A notable element was the abuse of developer tooling configurations, including settings tied to Visual Studio Code and AI coding-agent workflows. The malware could place files that triggered execution when a repository was opened in certain development environments. That technique points to a shift in attacker attention towards AI-assisted coding tools and editor automation, both of which are becoming embedded in software teams.

SAP responded by addressing the incident through a security note and by replacing malicious versions with safe releases. Developers and administrators using the affected packages have been urged to remove the compromised versions, update to clean releases, audit dependency lockfiles and rotate exposed credentials. The most urgent checks involve npm tokens, GitHub personal access tokens, cloud service keys, CI/CD secrets and repository-level automation permissions.
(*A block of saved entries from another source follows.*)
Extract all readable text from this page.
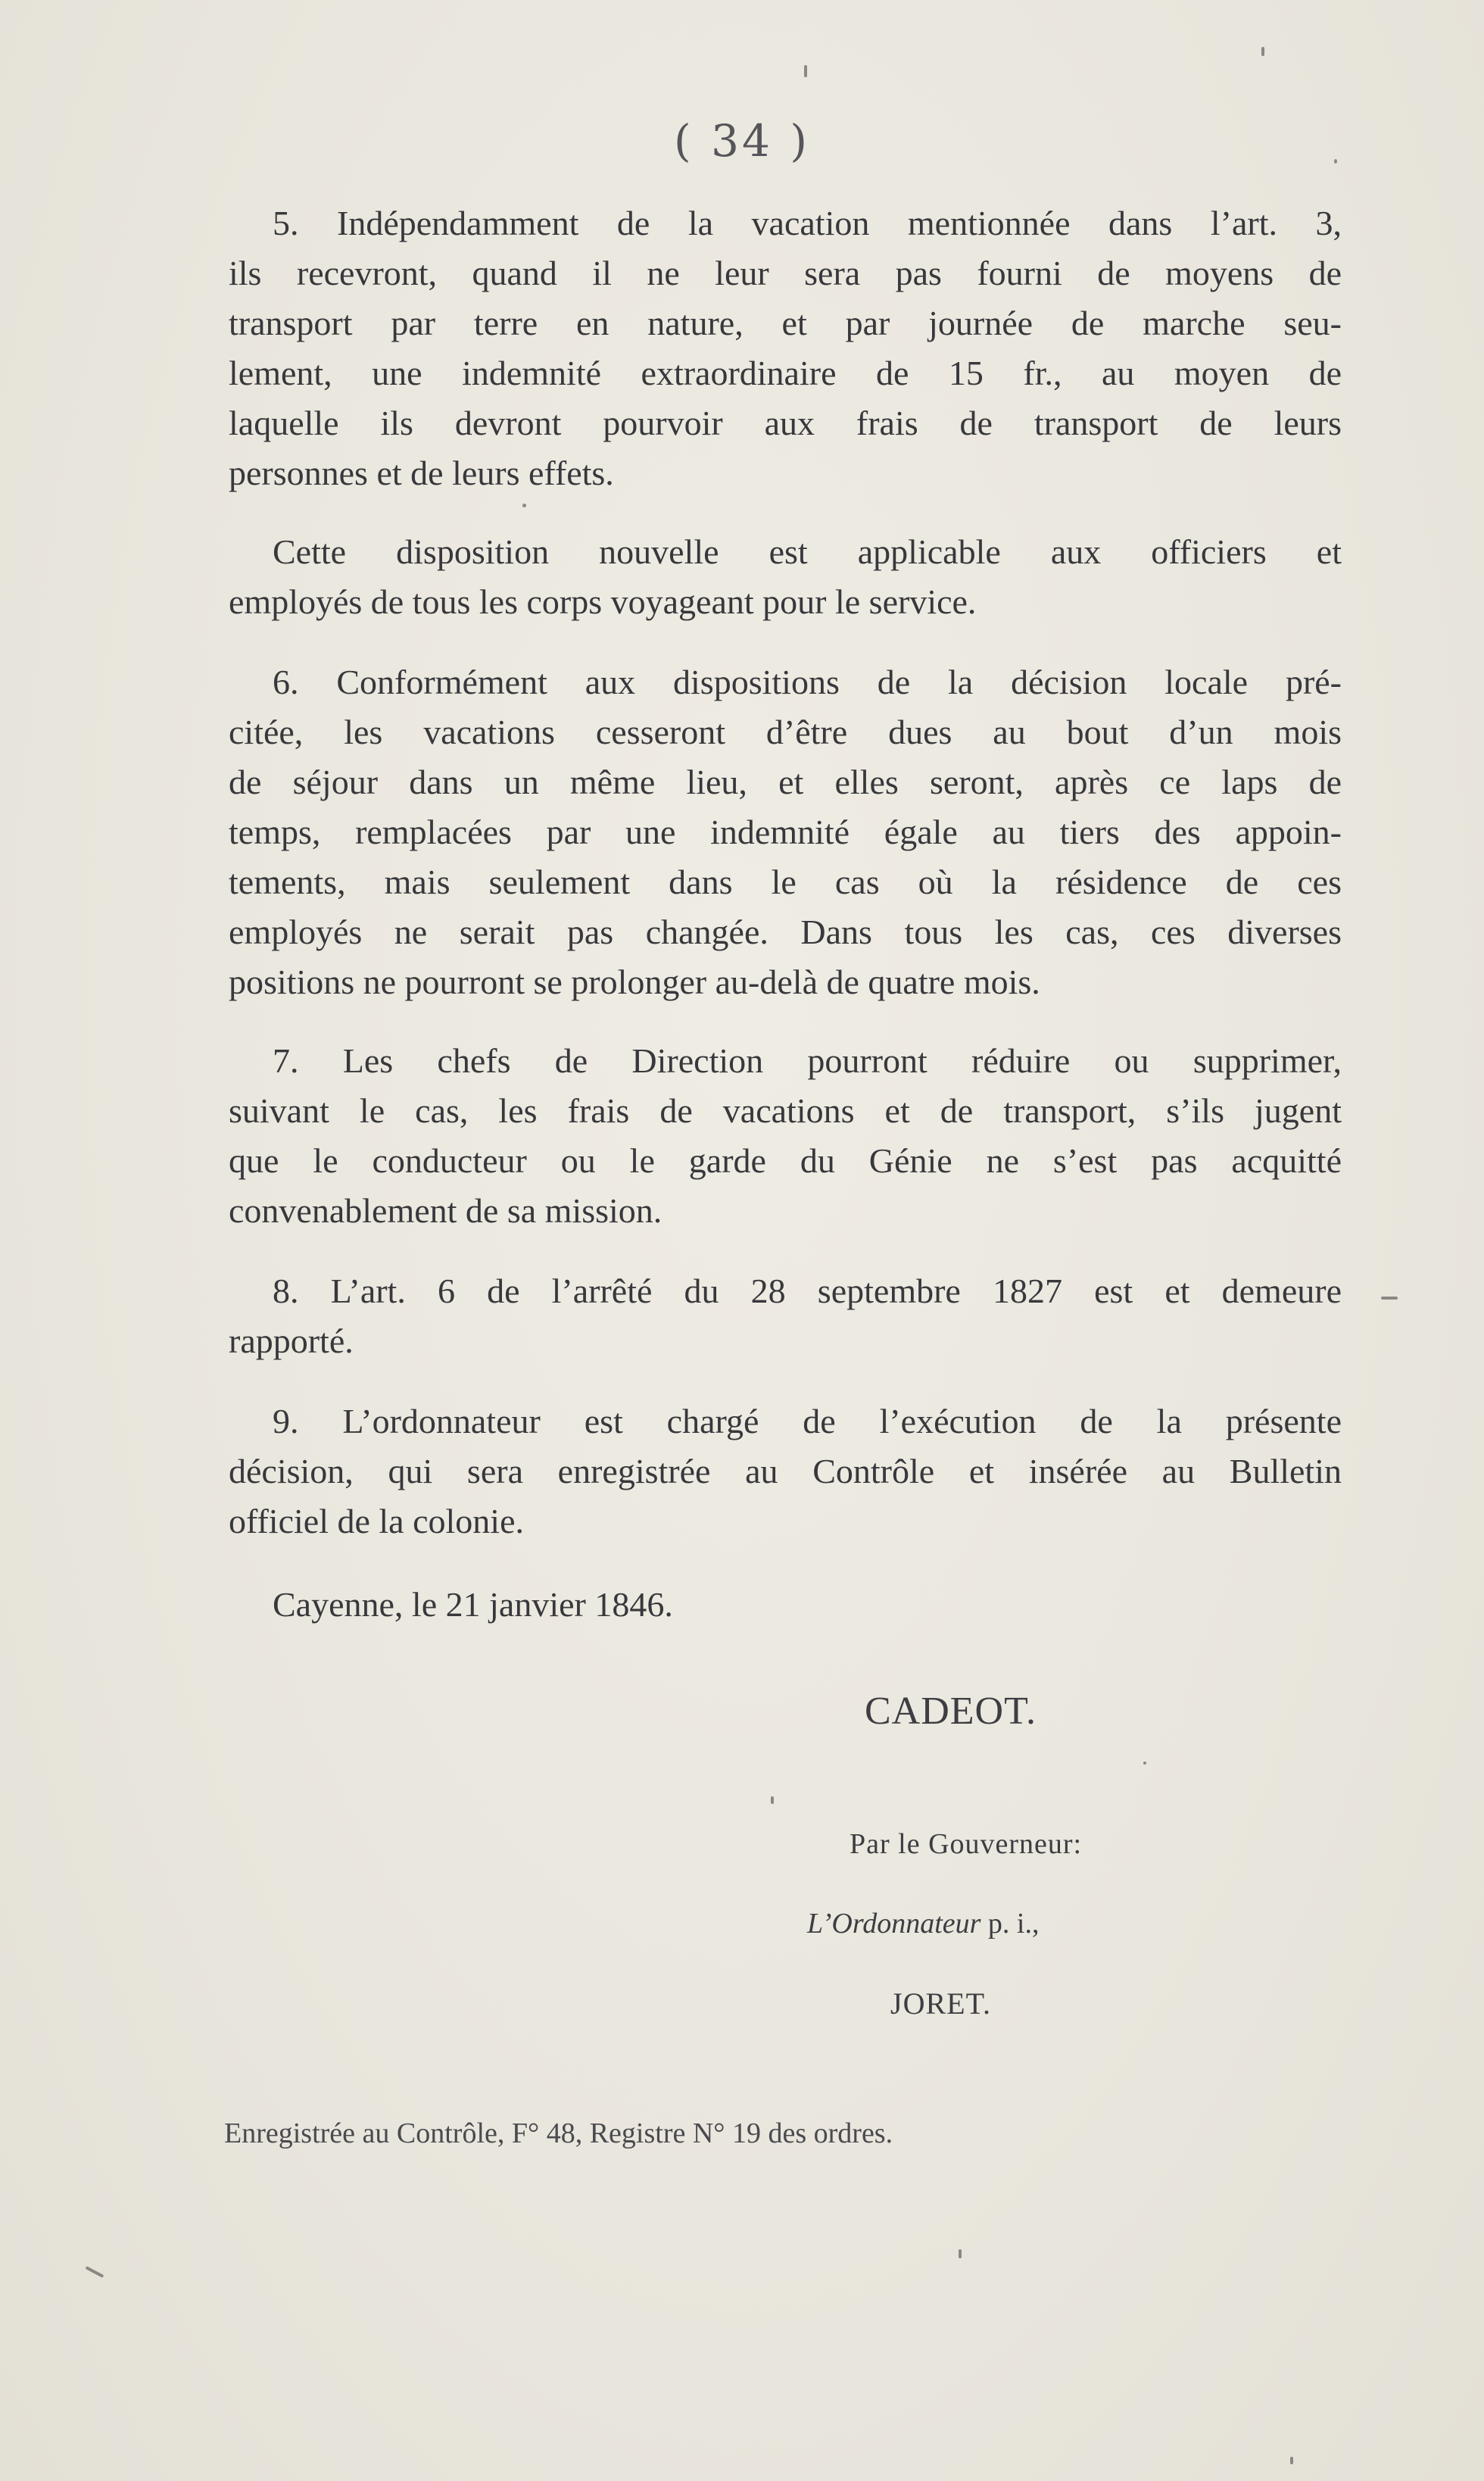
( 34 )

5. Indépendamment de la vacation mentionnée dans l’art. 3,
ils recevront, quand il ne leur sera pas fourni de moyens de
transport par terre en nature, et par journée de marche seu-
lement, une indemnité extraordinaire de 15 fr., au moyen de
laquelle ils devront pourvoir aux frais de transport de leurs
personnes et de leurs effets.

Cette disposition nouvelle est applicable aux officiers et
employés de tous les corps voyageant pour le service.

6. Conformément aux dispositions de la décision locale pré-
citée, les vacations cesseront d’être dues au bout d’un mois
de séjour dans un même lieu, et elles seront, après ce laps de
temps, remplacées par une indemnité égale au tiers des appoin-
tements, mais seulement dans le cas où la résidence de ces
employés ne serait pas changée. Dans tous les cas, ces diverses
positions ne pourront se prolonger au-delà de quatre mois.

7. Les chefs de Direction pourront réduire ou supprimer,
suivant le cas, les frais de vacations et de transport, s’ils jugent
que le conducteur ou le garde du Génie ne s’est pas acquitté
convenablement de sa mission.

8. L’art. 6 de l’arrêté du 28 septembre 1827 est et demeure
rapporté.

9. L’ordonnateur est chargé de l’exécution de la présente
décision, qui sera enregistrée au Contrôle et insérée au Bulletin
officiel de la colonie.

Cayenne, le 21 janvier 1846.

CADEOT.
Par le Gouverneur:
L’Ordonnateur p. i.,
JORET.
Enregistrée au Contrôle, F° 48, Registre N° 19 des ordres.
The compromise also highlights a broader weakness in trusted publishing and package release pipelines. Security analysis indicates the attackers abused gaps in npm’s OIDC-based trusted publishing flow for the affected @cap-js packages, while the mbt compromise may have involved a static npm token. The distinction matters because both routes point to the same operational risk: attackers are targeting release infrastructure as much as source code.

The wider npm ecosystem remains a favoured target because it combines vast scale with high dependency reuse. Academic work on npm vulnerability propagation has shown that dependency networks can spread risk across large numbers of downstream packages, while newer research on malicious package detection has found that attackers can evade tools when behaviour is obfuscated, installation-triggered or blended with legitimate package activity.

The SAP npm incident adds to a pattern of attacks against developer trust chains, where malware is delivered through packages that appear legitimate and are installed as part of routine work. The affected versions were available only for a limited period, but the potential impact extends to any environment that installed them during that window, especially where secrets were accessible to local machines or automated runners.